Le possible ralentissement de la planche à billets affole les marchés

La Réserve fédérale américaine a émis l’hypothèse d’une réduction de sa politique de soutien monétaire dès cette année. La nouvelle n’a pas tardé à fortement impacter des marchés habitués à surperformer grâce à l’argent des banques centrales. La fin de la fête pour les Bourses mondiales?

Une belle gueule de bois. Ce 19 août est une journée difficile sur de nombreux marchés financiers à travers la planète. En cause? La publication la veille des minutes de la Fed, du nom donné au compte-rendu de la dernière réunion de politique monétaire de la banque centrale américaine. Le moins que l’on puisse dire, c’est qu’elles ont levé un vent de panique à travers bien des salles de marchés.

​L’hypothèse d’une réduction du soutien monétaire massif de la Fed a été évoquée et elle pourrait intervenir dès cette année. En plus de maintenir ses taux directeurs dans une fourchette allant de 0 à 0,25%, et afin d’aider à la relance de l’économie –à l’instar de ce qui s’est fait en Europe–, la Fed a mis en place une politique de rachat d’actifs d’envergure: 120 milliards de dollars par mois actuellement.

Les bonnes performances de l’économie américaine

Mais le fait de voir le bilan grossir et dépasser désormais les 8.000 milliards de dollars (36% du PIB américain) inquiète de nombreux observateurs, alors que la menace de l’inflation plane sur l’économie américaine. En juillet, l’indice des prix à la consommation a augmenté de 5,4% sur un an aux États-Unis.

Les experts de la Fed estiment donc que les bonnes performances de l’économie américaine pourraient permettre de réduire la voilure. En juillet, le chômage a fortement baissé du côté de l’Oncle Sam pour s’établir à 5,4%. On est maintenant très loin de la situation d’avril 2020 où il avait flirté avec les 15%.

«Si on a entre 800.000 et 1 million de créations d’emplois dans les deux prochains rapports officiels […], alors on aura regagné environ 85% des emplois perdus d’ici à début septembre», a expliqué Christopher Waller, gouverneur de la Fed lors d’une interview sur la chaîne CNBC dont Capital s’est fait l’écho.

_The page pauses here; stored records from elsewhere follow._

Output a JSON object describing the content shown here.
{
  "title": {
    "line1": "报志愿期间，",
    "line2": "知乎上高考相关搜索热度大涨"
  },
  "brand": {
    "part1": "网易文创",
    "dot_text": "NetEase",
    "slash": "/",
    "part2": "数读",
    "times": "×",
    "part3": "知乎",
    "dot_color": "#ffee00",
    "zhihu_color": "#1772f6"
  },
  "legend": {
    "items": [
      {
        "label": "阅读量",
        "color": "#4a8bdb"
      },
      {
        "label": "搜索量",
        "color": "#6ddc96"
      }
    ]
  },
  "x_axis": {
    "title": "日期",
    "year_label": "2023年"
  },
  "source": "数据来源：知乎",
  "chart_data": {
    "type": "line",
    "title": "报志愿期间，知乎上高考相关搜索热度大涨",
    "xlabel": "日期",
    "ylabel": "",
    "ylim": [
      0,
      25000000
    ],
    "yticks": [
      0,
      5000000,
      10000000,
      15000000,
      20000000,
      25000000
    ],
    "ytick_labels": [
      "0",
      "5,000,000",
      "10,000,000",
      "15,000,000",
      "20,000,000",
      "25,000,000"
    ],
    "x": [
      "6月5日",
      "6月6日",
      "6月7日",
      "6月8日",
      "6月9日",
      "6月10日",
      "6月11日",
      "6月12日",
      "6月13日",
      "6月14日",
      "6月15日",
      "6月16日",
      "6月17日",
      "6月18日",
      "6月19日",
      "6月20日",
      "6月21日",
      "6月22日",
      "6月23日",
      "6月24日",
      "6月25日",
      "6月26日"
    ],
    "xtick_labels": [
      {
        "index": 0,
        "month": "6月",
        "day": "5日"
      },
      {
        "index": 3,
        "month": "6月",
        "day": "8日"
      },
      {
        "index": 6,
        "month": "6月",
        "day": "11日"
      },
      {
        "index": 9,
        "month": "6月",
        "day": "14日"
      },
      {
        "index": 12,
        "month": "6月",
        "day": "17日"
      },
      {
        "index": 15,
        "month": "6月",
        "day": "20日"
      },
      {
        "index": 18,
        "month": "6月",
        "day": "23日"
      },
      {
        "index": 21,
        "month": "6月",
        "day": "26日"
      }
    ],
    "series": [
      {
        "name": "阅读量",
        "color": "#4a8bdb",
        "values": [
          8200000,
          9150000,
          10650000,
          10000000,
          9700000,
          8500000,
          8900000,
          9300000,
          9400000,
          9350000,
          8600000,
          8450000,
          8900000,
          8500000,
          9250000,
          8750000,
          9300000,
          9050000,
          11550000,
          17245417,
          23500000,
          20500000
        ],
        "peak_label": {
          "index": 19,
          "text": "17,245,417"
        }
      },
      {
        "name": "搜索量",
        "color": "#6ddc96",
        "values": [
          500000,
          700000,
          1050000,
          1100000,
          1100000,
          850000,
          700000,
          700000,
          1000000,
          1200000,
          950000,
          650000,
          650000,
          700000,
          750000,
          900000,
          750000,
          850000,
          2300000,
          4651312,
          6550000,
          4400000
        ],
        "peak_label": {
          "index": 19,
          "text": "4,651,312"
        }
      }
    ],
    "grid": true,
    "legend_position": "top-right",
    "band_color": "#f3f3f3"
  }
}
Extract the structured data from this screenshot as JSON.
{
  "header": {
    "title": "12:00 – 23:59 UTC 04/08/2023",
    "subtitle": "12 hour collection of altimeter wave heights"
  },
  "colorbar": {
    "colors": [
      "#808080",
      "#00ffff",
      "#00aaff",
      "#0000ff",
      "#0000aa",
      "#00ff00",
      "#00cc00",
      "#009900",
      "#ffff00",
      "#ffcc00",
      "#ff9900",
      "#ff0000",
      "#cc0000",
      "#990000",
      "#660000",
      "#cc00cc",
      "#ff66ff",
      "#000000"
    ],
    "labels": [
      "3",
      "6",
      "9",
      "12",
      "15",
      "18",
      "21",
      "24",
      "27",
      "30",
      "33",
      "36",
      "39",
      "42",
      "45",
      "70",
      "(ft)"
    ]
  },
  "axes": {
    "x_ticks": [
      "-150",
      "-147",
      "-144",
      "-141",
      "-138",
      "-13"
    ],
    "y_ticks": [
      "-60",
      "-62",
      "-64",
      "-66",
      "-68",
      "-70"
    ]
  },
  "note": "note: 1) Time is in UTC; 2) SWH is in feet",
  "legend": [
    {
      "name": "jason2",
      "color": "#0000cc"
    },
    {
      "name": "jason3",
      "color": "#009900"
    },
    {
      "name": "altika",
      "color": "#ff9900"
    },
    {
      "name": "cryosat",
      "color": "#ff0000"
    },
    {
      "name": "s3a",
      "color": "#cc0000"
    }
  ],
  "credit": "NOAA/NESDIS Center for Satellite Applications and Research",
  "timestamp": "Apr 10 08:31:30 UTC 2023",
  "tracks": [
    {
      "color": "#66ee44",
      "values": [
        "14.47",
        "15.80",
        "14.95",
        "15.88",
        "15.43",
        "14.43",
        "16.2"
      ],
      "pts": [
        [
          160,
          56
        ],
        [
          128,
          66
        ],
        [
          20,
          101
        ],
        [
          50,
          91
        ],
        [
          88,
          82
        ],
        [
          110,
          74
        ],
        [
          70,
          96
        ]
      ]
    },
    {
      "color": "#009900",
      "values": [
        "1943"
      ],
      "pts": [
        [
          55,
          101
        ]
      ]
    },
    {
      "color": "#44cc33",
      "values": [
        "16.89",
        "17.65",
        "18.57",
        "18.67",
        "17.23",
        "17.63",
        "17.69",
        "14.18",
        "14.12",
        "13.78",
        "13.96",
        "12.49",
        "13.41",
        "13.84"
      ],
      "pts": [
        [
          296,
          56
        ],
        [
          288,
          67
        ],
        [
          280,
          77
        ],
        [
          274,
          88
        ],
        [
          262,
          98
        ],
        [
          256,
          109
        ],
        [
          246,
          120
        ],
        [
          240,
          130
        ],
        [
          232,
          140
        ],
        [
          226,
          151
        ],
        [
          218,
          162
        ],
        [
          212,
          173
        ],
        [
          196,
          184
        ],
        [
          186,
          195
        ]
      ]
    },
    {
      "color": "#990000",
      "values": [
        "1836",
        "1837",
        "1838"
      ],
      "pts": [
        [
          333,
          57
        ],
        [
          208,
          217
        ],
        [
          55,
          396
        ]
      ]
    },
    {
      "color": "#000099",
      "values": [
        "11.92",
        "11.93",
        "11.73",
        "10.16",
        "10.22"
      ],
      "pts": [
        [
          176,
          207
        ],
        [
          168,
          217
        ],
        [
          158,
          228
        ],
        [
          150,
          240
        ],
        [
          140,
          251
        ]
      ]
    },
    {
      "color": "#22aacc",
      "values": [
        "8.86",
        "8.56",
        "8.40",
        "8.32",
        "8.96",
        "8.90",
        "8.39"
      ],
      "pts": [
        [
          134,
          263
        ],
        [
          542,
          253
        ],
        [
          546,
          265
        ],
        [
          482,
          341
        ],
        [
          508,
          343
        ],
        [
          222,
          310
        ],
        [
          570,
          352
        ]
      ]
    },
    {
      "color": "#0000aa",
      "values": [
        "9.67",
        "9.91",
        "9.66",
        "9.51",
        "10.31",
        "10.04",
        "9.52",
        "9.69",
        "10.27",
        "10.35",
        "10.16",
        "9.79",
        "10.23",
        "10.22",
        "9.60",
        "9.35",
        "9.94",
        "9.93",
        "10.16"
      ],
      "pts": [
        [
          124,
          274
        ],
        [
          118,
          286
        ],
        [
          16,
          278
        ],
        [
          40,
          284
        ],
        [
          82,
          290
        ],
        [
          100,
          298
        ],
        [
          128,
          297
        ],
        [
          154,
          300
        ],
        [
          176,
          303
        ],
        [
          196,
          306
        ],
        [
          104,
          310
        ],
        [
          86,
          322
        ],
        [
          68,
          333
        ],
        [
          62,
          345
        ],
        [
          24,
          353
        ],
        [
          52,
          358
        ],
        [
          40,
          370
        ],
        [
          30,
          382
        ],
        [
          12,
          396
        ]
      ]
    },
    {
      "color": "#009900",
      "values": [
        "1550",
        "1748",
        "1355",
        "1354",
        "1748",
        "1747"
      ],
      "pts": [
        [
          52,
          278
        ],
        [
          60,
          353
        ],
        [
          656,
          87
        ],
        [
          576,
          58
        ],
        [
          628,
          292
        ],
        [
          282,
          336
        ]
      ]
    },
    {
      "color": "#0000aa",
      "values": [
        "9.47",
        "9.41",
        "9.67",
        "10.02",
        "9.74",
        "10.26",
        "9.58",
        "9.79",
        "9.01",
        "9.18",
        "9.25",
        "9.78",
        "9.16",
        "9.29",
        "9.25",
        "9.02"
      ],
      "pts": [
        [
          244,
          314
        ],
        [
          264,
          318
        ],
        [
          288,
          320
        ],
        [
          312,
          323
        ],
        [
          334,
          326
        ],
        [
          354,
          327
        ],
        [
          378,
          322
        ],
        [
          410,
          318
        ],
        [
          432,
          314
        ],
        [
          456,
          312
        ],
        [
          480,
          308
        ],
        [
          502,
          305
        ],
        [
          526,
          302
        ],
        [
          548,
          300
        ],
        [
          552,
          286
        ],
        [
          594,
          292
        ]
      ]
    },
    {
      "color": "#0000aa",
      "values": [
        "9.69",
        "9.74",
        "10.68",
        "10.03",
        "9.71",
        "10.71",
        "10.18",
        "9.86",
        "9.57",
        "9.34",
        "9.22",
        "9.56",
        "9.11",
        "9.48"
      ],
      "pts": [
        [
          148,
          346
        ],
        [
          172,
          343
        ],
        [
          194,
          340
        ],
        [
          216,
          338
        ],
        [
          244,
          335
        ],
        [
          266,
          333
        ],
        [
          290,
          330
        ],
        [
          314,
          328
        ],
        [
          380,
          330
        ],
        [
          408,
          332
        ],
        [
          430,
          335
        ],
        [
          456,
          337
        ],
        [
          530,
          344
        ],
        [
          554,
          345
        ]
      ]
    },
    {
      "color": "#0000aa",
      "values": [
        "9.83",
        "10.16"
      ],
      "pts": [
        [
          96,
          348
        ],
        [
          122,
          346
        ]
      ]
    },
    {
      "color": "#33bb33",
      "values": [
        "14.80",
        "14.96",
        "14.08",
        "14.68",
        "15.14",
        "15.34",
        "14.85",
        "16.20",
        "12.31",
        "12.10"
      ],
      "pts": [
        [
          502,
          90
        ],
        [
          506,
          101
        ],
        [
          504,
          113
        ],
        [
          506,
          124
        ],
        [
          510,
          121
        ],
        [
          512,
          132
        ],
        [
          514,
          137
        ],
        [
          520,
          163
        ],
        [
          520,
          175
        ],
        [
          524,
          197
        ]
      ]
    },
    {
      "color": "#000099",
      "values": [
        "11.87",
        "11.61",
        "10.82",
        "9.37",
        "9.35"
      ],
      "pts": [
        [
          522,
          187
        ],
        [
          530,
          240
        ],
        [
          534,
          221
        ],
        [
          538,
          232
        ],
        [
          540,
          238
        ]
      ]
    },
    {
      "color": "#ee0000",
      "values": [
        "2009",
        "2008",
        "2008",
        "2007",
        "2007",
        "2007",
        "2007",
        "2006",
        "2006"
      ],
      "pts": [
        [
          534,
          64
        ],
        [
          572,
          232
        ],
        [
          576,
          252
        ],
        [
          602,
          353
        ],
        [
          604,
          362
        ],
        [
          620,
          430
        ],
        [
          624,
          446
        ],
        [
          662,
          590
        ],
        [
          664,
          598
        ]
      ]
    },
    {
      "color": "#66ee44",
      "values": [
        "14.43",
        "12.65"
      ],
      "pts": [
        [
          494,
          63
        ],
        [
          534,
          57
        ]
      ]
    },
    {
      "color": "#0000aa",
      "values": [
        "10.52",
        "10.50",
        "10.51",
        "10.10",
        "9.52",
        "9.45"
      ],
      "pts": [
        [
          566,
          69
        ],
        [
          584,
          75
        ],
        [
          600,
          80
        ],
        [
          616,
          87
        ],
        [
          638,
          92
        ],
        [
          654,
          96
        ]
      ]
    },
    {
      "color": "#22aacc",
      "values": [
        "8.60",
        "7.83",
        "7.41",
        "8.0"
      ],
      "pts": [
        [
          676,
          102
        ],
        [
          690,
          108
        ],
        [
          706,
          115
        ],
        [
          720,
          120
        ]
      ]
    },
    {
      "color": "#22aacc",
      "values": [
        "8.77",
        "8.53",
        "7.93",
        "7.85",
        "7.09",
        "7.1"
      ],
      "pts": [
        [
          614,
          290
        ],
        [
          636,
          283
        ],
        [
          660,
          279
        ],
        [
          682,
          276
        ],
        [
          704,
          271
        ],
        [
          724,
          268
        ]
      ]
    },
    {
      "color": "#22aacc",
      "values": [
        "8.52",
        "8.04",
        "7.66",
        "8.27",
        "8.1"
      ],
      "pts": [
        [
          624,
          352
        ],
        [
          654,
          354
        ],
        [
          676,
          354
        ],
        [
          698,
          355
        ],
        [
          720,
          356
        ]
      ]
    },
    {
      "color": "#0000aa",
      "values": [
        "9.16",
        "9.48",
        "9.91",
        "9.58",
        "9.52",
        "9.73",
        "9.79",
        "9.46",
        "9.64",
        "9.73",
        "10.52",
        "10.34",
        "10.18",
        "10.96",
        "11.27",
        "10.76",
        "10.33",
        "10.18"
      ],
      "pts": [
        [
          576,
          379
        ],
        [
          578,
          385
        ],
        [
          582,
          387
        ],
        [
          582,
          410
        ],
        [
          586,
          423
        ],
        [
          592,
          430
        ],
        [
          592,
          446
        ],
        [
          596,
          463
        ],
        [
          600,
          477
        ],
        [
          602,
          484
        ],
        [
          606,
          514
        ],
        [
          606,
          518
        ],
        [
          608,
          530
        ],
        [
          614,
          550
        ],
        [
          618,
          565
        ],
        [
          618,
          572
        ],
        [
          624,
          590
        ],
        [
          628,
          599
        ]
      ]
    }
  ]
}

Côté croissance, si cette dernière a un peu déçu au deuxième trimestre –6,5% en rythme annualité contre 8,5% attendu–, le chiffre a de quoi faire envie à de nombreuses économies à travers la planète. «La plupart des participants ont jugé que, à condition que l’économie évolue globalement comme ils l’avaient prévu, il pourrait être approprié de commencer à réduire le rythme des achats d’actifs cette année», explique la Fed. Mais pour le moment, rien n’est arrêté. Certains membres militent pour que le «tapering», ou baisse progressive du soutien monétaire, ne débute qu’en 2022. Reste qu’une tendance se dessine.

Pas de calendrier en vue

Déjà, début août, Christopher Waller parlait d’un «progrès significatif» au niveau économique et évoquait même une annonce concernant le tapering pour septembre.

«On devrait ne pas tarder à commencer, et à un rythme assez rapide, afin qu’on puisse commencer à relever les taux en 2022, si on doit le faire», a-t-il déclaré.